Use s <= n - m, not s < n - m, so the final window is checked.
Store the rightmost occurrence in the bad-character table; overwrite during a left-to-right pass so the last write wins.
After a full match, shift by gs[0] (not m) to catch overlapping occurrences.
Size the table to the alphabet: flat [256] for bytes, hash map for Unicode (or search the UTF-8 byte stream).
Add Galil's rule only when a hard O(n) worst case is required; for typical data the plain algorithm is already sublinear.
Know when BM is wrong: short patterns and tiny alphabets favour SIMD scans or KMP — Task 12 makes this explicit.

Suggested progression¶

Stage	Tasks	What you should be able to do afterward
Foundations	1, 2, 4	Build the last-occurrence table and a correct bad-character searcher with clamped shifts and boundary handling.
Both rules	5, 6, 7	Construct the good-suffix table and combine both shifts via `max`, handling overlaps with `gs[0]`.
Variants	8, 10, 11	Implement Horspool, case-insensitive, and UTF-8 byte-level search.
Guarantees	9, 15	Add Galil's rule and demonstrate the `O(nm)` → `O(n)` improvement empirically.
Production	12, 13, 14, B	Dispatch by alphabet/length, parallelize chunked search, use a rarest-byte guard, and benchmark against KMP.

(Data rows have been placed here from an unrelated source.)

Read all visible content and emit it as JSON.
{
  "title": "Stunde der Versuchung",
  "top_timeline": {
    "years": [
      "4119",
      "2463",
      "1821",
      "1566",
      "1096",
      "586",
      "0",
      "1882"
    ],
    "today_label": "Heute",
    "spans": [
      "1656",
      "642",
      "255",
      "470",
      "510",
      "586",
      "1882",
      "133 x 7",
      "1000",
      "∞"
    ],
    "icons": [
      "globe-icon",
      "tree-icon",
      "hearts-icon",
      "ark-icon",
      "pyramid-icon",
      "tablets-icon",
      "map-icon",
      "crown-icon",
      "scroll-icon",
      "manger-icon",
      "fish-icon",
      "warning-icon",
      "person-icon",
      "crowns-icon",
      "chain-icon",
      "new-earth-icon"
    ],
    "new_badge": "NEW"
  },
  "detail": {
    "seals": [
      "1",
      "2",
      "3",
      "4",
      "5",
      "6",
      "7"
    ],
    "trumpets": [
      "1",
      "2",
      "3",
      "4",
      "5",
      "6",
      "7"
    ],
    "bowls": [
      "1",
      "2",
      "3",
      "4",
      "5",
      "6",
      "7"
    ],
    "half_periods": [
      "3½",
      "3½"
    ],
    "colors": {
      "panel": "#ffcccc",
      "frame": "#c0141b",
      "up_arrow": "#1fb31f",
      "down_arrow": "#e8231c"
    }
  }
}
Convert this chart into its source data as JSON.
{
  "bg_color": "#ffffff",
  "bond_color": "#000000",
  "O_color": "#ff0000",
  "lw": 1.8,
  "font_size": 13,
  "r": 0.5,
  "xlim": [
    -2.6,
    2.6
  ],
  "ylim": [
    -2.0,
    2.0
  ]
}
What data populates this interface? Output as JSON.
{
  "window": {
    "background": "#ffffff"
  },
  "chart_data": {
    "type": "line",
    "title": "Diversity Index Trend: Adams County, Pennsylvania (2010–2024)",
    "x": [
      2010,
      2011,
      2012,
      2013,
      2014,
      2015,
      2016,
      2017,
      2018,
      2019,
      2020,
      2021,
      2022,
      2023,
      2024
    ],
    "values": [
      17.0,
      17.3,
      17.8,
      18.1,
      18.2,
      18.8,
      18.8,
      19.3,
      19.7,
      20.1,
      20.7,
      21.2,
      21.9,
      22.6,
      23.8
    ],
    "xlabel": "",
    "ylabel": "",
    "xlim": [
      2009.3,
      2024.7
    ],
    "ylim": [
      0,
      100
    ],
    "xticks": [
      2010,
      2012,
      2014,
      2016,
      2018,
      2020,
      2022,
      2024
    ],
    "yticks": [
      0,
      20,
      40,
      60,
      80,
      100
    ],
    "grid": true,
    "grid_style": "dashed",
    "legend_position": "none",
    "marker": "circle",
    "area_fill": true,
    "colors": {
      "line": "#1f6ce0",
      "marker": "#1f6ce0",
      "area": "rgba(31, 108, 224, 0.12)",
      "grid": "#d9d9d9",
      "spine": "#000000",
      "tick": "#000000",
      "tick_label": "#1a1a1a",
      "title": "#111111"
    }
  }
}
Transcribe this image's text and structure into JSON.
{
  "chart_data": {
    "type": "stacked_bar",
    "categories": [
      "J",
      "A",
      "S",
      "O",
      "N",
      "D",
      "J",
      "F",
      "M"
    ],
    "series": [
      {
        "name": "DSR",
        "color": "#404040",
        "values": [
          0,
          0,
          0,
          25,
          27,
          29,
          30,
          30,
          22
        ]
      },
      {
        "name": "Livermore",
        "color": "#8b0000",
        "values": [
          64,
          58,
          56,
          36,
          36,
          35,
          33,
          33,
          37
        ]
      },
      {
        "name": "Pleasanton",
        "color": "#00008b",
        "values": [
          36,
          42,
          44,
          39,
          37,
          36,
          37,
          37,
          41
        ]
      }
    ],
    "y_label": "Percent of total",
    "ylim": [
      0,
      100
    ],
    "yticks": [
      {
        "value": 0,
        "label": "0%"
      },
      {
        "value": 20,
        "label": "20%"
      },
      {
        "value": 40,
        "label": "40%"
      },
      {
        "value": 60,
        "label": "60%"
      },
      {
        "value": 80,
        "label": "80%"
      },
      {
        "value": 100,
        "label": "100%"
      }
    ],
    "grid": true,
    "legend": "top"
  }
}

Self-check before submitting any task¶

Does it match the naive oracle on 10,000 random small-alphabet strings (dense overlaps)?
Does it handle empty pattern, empty text, and m > n without crashing?
Are all shifts clamped to at least 1 (no infinite loop)?
Does it use s <= n - m (final window checked)?
For all-occurrences tasks, does it find overlaps ("aa" in "aaaa" → 3)?
Do Go, Java, and Python produce identical output on the same inputs?

Common pitfalls these tasks deliberately exercise¶

Off-by-one in gs indexing (Tasks 6, 7): after a mismatch at j, the good-suffix shift is gs[j+1], and the post-match shift is gs[0].
Non-positive bad-character shift (Tasks 2, 5): when the bad character is right of the mismatch, j - last[c] ≤ 0; the max(1, ·) clamp is mandatory.
Missed overlaps (Tasks 5, 7): advancing by m instead of gs[0]/1 after a match drops overlapping occurrences.
Worst-case blow-up (Task 9): plain BM on "a"*N / "a"*m is O(nm); Galil's rule restores O(n).
Wrong table size for Unicode (Task 11): a flat code-point table is absurd; search UTF-8 bytes with σ = 256.
Wrong tool for the input (Task 12): short needles and tiny alphabets are where BM loses to SIMD/KMP.

Each task must be implemented and tested in Go, Java, and Python, with identical outputs across all three on the same inputs.